Pada umumnya, PPh Pasal 22 dikenakan terhadap perdagangan barang yang dianggap
“menguntungkan”, sehingga baik penjual maupun pembelinya dapat menerima keuntungan dari
perdagangan tersebut.
Jadi, disimpulkan PPh Pasal 22 adalah pajak yang dikenakan kepada badan-badan usaha tertentu,
baik milik pemerintah maupun swasta yang melakukan kegiatan perdagangan ekspor, impor dan re-
impor.
1. Bank Devisa dan Direktorat Jenderal Bea dan Cukai (DJBC) atas objek PPh Pasal
22 impor barang;
2. Bendahara Pemerintah dan Kuasa Pengguna Anggaran (KPA) sebagai pemungut pajak
pada Pemerintah Pusat, Pemerintah Daerah, Instansi atau Lembaga Pemerintah dan lembaga-
lembaga negara lainnya, berkenaan dengan pembayaran atas pembelian barang;
3. Bendahara pengeluaran berkenaan dengan pembayaran atas pembelian barang yang
dilakukan dengan mekanisme uang persediaan (UP);
4. Kuasa Pengguna Anggaran (KPA) atau pejabat penerbit Surat Perintah Membayar yang
diberikan delegasi oleh Kuasa Pengguna Anggaran (KPA), berkenaan dengan pembayaran
atas pembelian barang kepada pihak ketiga yang dilakukan dengan mekanisme pembayaran
langsung (LS);
5. Badan Usaha Milik Negara (BUMN), yaitu badan usaha yang seluruh atau sebagian besar
modalnya dimiliki oleh negara melalui penyertaan secara langsung yang berasal dari
kekayaan negara yang dipisahkan, yang meliputi:
o PT Pertamina (Persero), PT Perusahaan Listrik Negara (Persero), PT Perusahaan Gas
Negara (Persero) Tbk., PT Telekomunikasi Indonesia (Persero) Tbk., PT Garuda
Indonesia (Persero) Tbk., PT Pembangunan Perumahan (Persero) Tbk., PT Wijaya
Karya (Persero) Tbk., PT Adhi Karya (Persero) Tbk., PT Hutama Karya (Persero),
PT Krakatau Steel (Persero);
o Bank-bank Badan Usaha Milik Negara, berkenaan dengan pembayaran atas
pembelian barang dan/atau bahan-bahan untuk keperluan kegiatan usahanya.

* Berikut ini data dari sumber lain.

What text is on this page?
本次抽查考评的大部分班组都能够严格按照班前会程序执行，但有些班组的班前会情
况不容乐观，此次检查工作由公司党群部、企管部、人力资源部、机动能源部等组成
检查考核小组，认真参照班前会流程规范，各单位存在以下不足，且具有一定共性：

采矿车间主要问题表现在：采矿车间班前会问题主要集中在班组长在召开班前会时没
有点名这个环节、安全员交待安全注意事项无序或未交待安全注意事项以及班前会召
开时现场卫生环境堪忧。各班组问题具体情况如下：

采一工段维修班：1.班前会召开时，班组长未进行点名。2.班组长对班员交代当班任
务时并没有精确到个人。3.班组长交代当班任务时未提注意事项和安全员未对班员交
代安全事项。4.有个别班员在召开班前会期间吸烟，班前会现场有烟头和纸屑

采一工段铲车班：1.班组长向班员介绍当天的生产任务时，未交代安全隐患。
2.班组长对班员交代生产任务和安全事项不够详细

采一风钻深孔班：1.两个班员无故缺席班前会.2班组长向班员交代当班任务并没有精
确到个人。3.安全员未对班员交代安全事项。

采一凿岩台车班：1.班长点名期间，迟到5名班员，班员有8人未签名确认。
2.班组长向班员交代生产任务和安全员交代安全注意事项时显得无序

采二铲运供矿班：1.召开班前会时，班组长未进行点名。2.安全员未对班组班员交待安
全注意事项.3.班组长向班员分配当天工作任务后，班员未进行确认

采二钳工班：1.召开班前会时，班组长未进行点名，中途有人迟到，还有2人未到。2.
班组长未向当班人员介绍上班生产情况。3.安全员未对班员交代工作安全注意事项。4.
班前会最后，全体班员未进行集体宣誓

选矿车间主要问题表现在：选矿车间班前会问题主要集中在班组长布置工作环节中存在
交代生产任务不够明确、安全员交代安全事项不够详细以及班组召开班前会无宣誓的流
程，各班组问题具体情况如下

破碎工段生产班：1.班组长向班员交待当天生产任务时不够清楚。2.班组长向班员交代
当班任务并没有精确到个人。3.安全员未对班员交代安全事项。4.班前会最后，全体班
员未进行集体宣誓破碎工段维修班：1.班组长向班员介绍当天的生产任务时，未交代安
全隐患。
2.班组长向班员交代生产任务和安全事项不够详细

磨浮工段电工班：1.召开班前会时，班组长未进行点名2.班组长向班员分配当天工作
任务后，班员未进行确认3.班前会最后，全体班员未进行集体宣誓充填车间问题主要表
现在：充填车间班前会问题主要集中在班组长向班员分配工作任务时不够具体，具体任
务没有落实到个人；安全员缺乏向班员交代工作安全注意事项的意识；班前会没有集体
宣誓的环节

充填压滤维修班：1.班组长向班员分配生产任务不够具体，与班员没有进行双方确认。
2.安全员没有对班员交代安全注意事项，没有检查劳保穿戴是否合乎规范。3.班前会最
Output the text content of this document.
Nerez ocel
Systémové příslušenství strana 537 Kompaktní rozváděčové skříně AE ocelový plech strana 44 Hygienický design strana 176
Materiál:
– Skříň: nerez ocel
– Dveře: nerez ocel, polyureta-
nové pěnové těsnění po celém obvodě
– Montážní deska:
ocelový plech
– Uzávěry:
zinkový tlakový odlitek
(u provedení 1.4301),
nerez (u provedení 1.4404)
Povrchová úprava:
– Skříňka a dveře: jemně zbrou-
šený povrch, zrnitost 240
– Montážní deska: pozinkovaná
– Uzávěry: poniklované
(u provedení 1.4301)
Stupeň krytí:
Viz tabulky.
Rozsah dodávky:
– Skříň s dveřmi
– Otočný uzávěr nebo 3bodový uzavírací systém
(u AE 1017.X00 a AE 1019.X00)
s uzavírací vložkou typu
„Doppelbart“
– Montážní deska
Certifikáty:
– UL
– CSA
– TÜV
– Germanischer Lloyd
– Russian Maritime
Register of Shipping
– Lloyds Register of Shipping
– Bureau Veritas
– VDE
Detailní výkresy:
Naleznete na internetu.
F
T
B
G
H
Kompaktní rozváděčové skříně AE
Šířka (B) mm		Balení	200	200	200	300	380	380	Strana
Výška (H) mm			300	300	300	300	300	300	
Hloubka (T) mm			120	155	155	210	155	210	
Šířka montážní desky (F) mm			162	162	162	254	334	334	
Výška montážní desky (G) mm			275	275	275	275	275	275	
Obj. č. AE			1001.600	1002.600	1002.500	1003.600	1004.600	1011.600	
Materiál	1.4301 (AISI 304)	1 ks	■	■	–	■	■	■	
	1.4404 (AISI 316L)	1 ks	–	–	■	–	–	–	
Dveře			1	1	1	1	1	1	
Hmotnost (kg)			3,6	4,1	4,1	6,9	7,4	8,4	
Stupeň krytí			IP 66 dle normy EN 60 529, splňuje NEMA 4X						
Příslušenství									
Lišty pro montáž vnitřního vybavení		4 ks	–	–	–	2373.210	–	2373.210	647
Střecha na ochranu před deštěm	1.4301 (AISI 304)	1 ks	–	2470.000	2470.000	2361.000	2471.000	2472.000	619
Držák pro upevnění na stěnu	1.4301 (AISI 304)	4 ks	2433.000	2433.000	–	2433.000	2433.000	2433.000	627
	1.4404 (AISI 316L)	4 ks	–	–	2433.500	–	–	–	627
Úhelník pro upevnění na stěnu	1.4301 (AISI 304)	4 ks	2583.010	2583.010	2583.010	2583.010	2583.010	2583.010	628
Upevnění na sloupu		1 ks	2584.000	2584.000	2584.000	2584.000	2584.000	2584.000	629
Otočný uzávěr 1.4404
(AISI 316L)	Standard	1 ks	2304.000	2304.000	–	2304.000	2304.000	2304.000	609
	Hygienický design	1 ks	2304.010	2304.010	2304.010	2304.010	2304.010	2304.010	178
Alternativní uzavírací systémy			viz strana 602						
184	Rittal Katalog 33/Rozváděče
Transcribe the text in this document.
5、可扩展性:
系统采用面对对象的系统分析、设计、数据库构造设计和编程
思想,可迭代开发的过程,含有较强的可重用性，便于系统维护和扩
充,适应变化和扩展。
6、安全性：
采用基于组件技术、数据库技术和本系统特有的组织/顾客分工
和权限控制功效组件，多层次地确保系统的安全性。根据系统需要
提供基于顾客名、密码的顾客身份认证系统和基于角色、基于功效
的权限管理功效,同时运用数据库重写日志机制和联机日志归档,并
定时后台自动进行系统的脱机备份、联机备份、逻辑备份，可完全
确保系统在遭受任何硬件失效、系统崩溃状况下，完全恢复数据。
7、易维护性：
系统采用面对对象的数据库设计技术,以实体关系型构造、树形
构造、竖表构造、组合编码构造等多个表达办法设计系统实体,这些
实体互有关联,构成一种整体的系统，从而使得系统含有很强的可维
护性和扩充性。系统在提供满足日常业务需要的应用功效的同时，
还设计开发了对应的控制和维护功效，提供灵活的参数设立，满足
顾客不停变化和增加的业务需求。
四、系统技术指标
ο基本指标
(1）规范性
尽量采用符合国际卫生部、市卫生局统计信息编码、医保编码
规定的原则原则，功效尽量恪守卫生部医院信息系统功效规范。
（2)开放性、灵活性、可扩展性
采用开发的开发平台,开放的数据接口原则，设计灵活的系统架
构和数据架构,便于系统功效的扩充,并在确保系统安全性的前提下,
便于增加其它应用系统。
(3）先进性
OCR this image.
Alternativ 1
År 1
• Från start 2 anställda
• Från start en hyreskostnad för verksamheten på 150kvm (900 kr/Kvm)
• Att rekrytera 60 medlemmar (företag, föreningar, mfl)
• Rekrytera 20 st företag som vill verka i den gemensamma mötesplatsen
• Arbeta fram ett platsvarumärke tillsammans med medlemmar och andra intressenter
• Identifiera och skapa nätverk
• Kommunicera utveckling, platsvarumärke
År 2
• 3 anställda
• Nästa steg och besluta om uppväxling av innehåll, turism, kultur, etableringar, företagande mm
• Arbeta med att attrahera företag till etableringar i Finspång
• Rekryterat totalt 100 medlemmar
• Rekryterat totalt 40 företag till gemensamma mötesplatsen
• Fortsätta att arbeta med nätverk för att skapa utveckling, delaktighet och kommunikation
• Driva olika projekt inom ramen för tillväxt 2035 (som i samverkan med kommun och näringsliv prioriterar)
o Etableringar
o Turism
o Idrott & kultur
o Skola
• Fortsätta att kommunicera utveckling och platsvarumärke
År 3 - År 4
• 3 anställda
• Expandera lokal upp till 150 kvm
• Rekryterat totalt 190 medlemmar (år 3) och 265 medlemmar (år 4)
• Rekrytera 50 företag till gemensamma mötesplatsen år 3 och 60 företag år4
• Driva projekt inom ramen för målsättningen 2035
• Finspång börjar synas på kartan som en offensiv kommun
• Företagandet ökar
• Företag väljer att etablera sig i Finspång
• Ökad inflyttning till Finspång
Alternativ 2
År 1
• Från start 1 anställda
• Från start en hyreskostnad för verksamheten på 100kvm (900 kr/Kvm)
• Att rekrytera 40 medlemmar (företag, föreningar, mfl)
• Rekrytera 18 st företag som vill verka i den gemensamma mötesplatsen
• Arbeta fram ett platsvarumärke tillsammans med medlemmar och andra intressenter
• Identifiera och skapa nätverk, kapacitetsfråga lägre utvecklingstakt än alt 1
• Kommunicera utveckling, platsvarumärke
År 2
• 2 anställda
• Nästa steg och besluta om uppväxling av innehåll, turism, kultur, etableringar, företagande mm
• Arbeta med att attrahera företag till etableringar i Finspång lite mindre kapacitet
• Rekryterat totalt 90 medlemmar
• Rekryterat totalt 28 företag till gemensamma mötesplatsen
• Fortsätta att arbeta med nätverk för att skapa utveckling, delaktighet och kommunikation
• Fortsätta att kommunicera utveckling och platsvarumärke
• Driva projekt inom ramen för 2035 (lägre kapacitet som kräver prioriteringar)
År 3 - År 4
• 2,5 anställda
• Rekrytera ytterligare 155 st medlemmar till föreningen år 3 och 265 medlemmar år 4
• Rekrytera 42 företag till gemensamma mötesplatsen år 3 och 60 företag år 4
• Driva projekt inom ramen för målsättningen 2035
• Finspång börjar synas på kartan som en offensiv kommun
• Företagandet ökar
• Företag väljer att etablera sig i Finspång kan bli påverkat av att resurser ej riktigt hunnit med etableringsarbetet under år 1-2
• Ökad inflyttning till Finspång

6. Industri dan eksportir yang bergerak dalam sektor kehutanan, perkebunan, pertanian,
peternakan, dan perikanan, atas pembelian bahan-bahan dari pedagang pengumpul untuk
keperluan industrinya atau ekspornya.
7. Industri atau badan usaha yang melakukan pembelian komoditas tambang batubara, mineral
logam, dan mineral bukan logam, dari badan atau orang pribadi pemegang izin usaha
pertambangan.
Wajib pajak badan atau perusahaan swasta yang wajib memungut PPh Pasal 22 saat penjualan
adalah:
1. Badan usaha yang bergerak dalam bidang usaha industri semen, industri kertas, industri
baja, industri otomotif, dan industri farmasi, atas penjualan hasil produksinya kepada
distributor di dalam negeri;
2. Agen Tunggal Pemegang Merek (ATPM), Agen Pemegang Merek (APM), dan importir
umum kendaraan bermotor, atas penjualan kendaraan bermotor di dalam negeri;
3. Produsen atau importir bahan bakar minyak, bahan bakar gas, dan pelumas, atas
penjualan bahan bakar minyak, bahan bakar gas, dan pelumas;
4. Badan usaha yang bergerak dalam bidang usaha industri baja yang merupakan industri
hulu, termasuk industri hulu yang terintegrasi dengan industri antara dan industri hilir.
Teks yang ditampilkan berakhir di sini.